Smitty was still holding the gin and smelling it. “I wasn’t no prize myself. Go on.”
“I can remember walking along a shaky balcony sort of affair and I was sure it was going to tear out from under my feet any minute. I passed several screen doors with old newspapers tacked over them and found the second from the end. I was supposed to see the man there and offer to take him to the clinic for a treatment. That was the excuse.
“I knocked. I went in. There was only darkness until my eyes adjusted. Everywhere was the smell of stale urine, coal oil and cooking red beans, though nothing cooked in the room. Someone coughed. The man I had come to see was thin and suspicious-looking and he had tuberculosis. There was old, old dirt in the seams of the walls and the bedclothes and the very air. Not only his dirt. A chilly sort of anonymous dirt from so many people that had stayed there without living there.
“
‘I’ve come to take you to the clinic,’ I told the man.
“
‘Go to hell,’ he said. He didn’t even look at me.”
“That might have been me,” Smitty said. “What did you do?”
“I left. It only had to be a short term paper.
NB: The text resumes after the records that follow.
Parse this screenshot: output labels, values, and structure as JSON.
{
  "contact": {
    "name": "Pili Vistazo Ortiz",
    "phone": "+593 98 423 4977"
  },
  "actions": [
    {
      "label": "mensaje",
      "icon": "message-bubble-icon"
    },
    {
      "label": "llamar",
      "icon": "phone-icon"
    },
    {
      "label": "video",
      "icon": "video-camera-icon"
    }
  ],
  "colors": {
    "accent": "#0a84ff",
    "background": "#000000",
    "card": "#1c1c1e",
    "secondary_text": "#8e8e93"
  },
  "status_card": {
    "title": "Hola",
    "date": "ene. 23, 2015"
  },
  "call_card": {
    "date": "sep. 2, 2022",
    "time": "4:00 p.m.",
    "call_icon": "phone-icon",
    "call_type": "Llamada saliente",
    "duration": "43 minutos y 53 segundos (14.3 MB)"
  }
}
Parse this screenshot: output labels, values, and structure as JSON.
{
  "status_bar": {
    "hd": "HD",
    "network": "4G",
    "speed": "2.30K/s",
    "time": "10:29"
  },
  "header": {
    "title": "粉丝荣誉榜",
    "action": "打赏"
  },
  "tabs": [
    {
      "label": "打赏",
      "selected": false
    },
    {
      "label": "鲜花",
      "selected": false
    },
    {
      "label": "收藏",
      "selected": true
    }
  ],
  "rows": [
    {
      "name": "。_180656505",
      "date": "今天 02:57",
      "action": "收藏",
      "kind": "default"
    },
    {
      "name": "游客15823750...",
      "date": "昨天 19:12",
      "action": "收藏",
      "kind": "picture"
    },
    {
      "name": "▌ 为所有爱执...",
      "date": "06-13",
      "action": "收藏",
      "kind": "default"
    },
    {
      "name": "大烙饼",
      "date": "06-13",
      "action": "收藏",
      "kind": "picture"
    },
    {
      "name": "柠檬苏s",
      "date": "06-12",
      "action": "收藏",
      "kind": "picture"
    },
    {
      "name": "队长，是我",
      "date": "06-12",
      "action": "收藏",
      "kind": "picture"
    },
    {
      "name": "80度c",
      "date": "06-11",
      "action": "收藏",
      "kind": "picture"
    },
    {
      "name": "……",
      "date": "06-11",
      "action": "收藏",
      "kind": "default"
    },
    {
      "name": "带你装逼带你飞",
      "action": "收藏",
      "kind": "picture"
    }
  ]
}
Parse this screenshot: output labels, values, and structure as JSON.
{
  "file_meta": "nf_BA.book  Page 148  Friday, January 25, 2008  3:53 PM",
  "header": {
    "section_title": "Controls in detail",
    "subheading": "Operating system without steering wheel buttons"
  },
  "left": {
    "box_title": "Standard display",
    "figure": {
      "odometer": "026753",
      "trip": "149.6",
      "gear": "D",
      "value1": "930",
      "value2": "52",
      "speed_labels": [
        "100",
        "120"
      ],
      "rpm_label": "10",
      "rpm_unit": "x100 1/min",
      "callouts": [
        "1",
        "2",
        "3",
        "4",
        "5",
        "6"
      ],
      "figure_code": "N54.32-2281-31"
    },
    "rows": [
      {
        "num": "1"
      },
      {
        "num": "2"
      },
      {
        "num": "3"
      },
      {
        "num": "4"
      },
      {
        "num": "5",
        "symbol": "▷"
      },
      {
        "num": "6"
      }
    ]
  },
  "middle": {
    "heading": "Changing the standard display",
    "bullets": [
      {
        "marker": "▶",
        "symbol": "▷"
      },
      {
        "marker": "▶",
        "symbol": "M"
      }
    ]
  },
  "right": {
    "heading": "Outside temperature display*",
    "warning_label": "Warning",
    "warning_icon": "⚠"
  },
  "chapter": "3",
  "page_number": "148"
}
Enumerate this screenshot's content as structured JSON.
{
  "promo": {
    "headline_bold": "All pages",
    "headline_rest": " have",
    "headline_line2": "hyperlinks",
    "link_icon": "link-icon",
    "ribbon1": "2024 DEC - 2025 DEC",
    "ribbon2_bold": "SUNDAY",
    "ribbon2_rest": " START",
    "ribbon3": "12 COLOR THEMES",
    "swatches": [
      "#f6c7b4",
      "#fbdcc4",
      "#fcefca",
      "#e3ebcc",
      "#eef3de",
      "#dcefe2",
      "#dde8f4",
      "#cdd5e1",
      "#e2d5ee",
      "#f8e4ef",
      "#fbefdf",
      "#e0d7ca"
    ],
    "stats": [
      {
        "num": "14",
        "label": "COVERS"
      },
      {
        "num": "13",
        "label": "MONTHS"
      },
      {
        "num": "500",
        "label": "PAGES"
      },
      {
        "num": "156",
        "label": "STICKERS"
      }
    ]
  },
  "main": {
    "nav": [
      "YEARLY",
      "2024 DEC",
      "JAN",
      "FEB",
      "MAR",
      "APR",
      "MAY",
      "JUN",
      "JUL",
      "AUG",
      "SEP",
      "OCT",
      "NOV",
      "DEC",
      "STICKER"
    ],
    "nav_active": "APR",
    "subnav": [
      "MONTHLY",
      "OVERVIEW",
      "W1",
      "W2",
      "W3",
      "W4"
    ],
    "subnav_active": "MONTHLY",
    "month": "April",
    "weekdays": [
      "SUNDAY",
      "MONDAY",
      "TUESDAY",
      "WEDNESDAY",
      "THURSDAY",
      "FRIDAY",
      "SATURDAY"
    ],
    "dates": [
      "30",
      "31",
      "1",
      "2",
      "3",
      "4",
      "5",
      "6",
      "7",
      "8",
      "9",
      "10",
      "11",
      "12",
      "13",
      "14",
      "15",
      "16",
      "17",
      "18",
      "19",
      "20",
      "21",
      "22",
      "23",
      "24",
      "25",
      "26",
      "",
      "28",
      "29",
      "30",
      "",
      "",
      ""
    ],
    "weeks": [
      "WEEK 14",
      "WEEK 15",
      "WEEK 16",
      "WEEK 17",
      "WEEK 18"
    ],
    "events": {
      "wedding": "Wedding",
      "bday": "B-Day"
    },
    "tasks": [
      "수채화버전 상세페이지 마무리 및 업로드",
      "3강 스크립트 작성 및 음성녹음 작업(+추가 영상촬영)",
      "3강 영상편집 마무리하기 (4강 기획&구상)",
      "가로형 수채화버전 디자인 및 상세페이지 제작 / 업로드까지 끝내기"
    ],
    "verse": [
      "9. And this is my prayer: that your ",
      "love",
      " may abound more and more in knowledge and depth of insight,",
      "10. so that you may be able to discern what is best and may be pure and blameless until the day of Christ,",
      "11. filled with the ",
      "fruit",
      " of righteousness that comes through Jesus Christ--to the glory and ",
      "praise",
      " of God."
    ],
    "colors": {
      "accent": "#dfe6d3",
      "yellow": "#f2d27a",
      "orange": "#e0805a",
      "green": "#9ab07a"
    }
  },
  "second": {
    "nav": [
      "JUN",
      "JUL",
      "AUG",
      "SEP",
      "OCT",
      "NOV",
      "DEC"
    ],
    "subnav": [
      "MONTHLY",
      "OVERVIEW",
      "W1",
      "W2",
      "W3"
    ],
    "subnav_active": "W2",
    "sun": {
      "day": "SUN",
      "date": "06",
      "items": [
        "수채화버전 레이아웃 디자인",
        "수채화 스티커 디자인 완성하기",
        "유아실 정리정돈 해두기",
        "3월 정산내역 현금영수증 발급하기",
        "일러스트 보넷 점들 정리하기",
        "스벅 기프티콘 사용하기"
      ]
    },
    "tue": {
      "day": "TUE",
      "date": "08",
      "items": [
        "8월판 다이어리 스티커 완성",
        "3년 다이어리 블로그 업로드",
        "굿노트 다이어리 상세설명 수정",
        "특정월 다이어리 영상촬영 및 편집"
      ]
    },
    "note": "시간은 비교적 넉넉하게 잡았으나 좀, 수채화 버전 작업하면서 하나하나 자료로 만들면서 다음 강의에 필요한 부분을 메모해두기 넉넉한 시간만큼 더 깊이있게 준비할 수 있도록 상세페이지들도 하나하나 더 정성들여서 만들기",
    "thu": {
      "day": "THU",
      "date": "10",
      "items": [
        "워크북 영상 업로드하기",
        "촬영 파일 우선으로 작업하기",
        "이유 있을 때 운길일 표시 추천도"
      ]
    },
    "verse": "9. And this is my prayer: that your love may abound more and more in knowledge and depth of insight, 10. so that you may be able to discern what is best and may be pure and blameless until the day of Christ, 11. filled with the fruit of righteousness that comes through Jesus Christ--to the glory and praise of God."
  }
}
But Smitty, I wasn’t as beastly as I sound. I thought about that man and thought about him. And that room full of other people’s dirt he lived in. Some dirt is nice and clean, you know. Like Robert’s dirt. But I kept trying to imagine what it must be like, always to be dulled with drugs or drink and never to see the world and never to know what it is to be a man. Oh, Smitty, I’m
sorry.
I didn’t mean…”
“No, I’m glad you know. Because, you see, I’ve been through Voluntary Readjustment. Physical and mental. The physical was nothing. I don’t even know what diseases I had. But the mental…”
Smitty drank down the gin, all at once. Then his eyes blanked out and he shuddered. “It’s worse,” he said dully, “to have it and not to want it then it was to want it and not to have it.” If he’d had his habits removed, what was left? All the paper scenery blew away and there was no beauty anywhere.
“I had to get born at an advanced age,” Smitty said finally, “and I had to get born grown up. Take it from me, Miss Angie, when those babies cry, they got a reason.
“But you see, now I got an inside track on the human mind because I just had mine opened up and hosed out in front of my eyes. And I got something else, special, for Robert.”
“For Robert?”
“Miss Angie, I don’t want to shock you. But what a little boy is
really
like is—well, when I wanted a meal or liquor or a fix or if I just wanted to kick over garbage cans, that was all I thought about. I wanted it with everything in me and I wanted it right away and I didn’t care who got hurt or what got broken or sometimes even if I got caught. So you see, I got this old me I carry around in my mind and it don’t even twitch no more, but I got to look at it all the time and you know what it looks an awful lot like?”